Rubber expansion nut or well nut, however you prefer to refer to it. They're branded expansion nut at any hardware store. Picture shows the raw nut which is rubber with a threaded insert bonded inside and the nuts installed on a piezo plate. Figured this photo is educational for anyone who's never used one before.

And this is what it does for your peizo plate. The bottom rubber flange is in between your cross bar and the piezo plate. As you screw the screw the threaded insert moved downward towards the plate and creates a rubber bushing on the top of the plate, thus a big rubber sandwich is born!

I stated with the blue kit as my test kit to screw with. I figured I'd make my mistakes with the blue kit first and have honed my skills to perfection by the time I move to the red kit which is what I plan to keep. Since both kits are identical I could theoretically simply uninstall the crossbars from one and stick in another. Or maybe I'll create two kits and sell one off. Haven't decided yet.

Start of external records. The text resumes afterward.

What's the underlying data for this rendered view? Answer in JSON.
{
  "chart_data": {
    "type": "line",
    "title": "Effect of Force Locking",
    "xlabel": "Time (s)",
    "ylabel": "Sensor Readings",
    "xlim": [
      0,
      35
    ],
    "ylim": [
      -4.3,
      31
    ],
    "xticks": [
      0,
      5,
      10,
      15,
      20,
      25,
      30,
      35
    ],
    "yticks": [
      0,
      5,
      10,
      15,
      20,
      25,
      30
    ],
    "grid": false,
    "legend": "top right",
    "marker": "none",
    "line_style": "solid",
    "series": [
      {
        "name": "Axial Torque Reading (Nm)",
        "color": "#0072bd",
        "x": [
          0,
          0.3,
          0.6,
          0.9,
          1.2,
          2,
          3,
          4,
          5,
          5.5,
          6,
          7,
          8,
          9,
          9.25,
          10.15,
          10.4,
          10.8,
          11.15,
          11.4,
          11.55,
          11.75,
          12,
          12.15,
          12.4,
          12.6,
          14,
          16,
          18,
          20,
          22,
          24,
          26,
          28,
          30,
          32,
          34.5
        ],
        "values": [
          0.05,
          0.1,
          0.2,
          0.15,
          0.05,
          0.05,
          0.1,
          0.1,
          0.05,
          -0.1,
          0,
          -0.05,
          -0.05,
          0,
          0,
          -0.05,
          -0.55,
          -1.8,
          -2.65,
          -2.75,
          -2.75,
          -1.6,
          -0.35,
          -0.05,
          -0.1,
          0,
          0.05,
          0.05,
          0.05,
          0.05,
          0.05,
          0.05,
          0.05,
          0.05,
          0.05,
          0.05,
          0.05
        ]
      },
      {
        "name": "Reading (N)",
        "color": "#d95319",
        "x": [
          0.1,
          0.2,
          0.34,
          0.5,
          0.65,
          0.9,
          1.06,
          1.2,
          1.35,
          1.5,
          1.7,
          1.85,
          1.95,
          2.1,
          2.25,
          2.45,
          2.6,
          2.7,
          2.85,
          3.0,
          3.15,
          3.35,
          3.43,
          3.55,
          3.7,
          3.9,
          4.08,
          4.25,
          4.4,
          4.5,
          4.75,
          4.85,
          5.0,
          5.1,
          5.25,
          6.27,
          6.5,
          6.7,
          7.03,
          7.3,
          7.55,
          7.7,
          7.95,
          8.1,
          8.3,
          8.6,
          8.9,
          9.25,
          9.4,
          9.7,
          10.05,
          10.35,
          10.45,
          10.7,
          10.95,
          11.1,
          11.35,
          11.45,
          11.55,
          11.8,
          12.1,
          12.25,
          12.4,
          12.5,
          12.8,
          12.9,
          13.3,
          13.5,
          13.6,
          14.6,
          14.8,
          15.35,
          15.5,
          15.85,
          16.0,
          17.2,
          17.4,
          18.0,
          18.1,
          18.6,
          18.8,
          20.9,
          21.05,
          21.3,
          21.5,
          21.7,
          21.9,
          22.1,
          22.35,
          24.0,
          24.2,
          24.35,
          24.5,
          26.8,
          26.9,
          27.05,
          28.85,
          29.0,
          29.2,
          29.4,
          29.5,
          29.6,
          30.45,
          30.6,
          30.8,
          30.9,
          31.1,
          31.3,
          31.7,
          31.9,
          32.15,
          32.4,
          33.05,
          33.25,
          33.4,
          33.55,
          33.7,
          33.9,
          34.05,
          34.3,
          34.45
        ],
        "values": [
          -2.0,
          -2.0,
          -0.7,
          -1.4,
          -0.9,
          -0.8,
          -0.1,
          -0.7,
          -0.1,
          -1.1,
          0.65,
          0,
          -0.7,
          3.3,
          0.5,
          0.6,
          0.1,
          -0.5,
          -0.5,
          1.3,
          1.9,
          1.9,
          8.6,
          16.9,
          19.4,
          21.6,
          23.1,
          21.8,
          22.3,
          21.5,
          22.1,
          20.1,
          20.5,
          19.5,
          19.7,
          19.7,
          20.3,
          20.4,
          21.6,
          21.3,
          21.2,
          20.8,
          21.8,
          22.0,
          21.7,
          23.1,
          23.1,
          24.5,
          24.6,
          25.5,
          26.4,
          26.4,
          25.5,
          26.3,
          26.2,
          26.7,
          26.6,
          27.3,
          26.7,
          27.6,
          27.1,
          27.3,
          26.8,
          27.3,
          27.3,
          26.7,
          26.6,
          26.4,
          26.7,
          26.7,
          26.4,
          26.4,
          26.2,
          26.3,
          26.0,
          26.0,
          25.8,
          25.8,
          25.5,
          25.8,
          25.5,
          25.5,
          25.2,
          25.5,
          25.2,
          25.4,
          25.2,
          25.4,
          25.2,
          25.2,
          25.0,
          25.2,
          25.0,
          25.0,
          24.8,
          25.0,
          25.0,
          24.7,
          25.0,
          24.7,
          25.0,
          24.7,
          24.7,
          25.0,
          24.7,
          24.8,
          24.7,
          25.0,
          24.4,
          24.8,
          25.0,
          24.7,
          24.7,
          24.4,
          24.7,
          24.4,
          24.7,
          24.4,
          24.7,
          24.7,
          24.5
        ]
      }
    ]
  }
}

One tom with a broken piezo and my first cone set on top to test the crossbar depth. Unfortunately I'm going to have to lower the crossbar all the way and will still have the piezo 1/4" above the drum edge. This is using 1 1/4" 10-32 screws per Beatnik's specs. He didn't say to use washers between everything which I did and that likely ate up some adjustability. But even without washers it doesn't leave a huge amount of adjustability. I'd go with 2" screws for connecting the corner braces and crossbar on my next build. I'd be easy enough to swap them out as well, just a little time and yet another item to buy! JOY! haha

Note my cone is actually pretty conical it's just my camera angle is titled which makes the whole thing look lopsided. I did a jig as pictured in the stickies. I just punch out three circles, stack them, put the base on wax paper so it doesn't stick to the jig, and turn-and-cut. Pretty easy and I enjoy looking at reasonably attractive cones. However, if professional factory made cones were available for $4-$5 each I'd probably just buy them and save myself the headache.
At this point I just have to fully assemble one tom, test with my DM4, and assuming successful cut more cones and install all the piezos. Heads arrive Monday, and viola! Onto cymbals.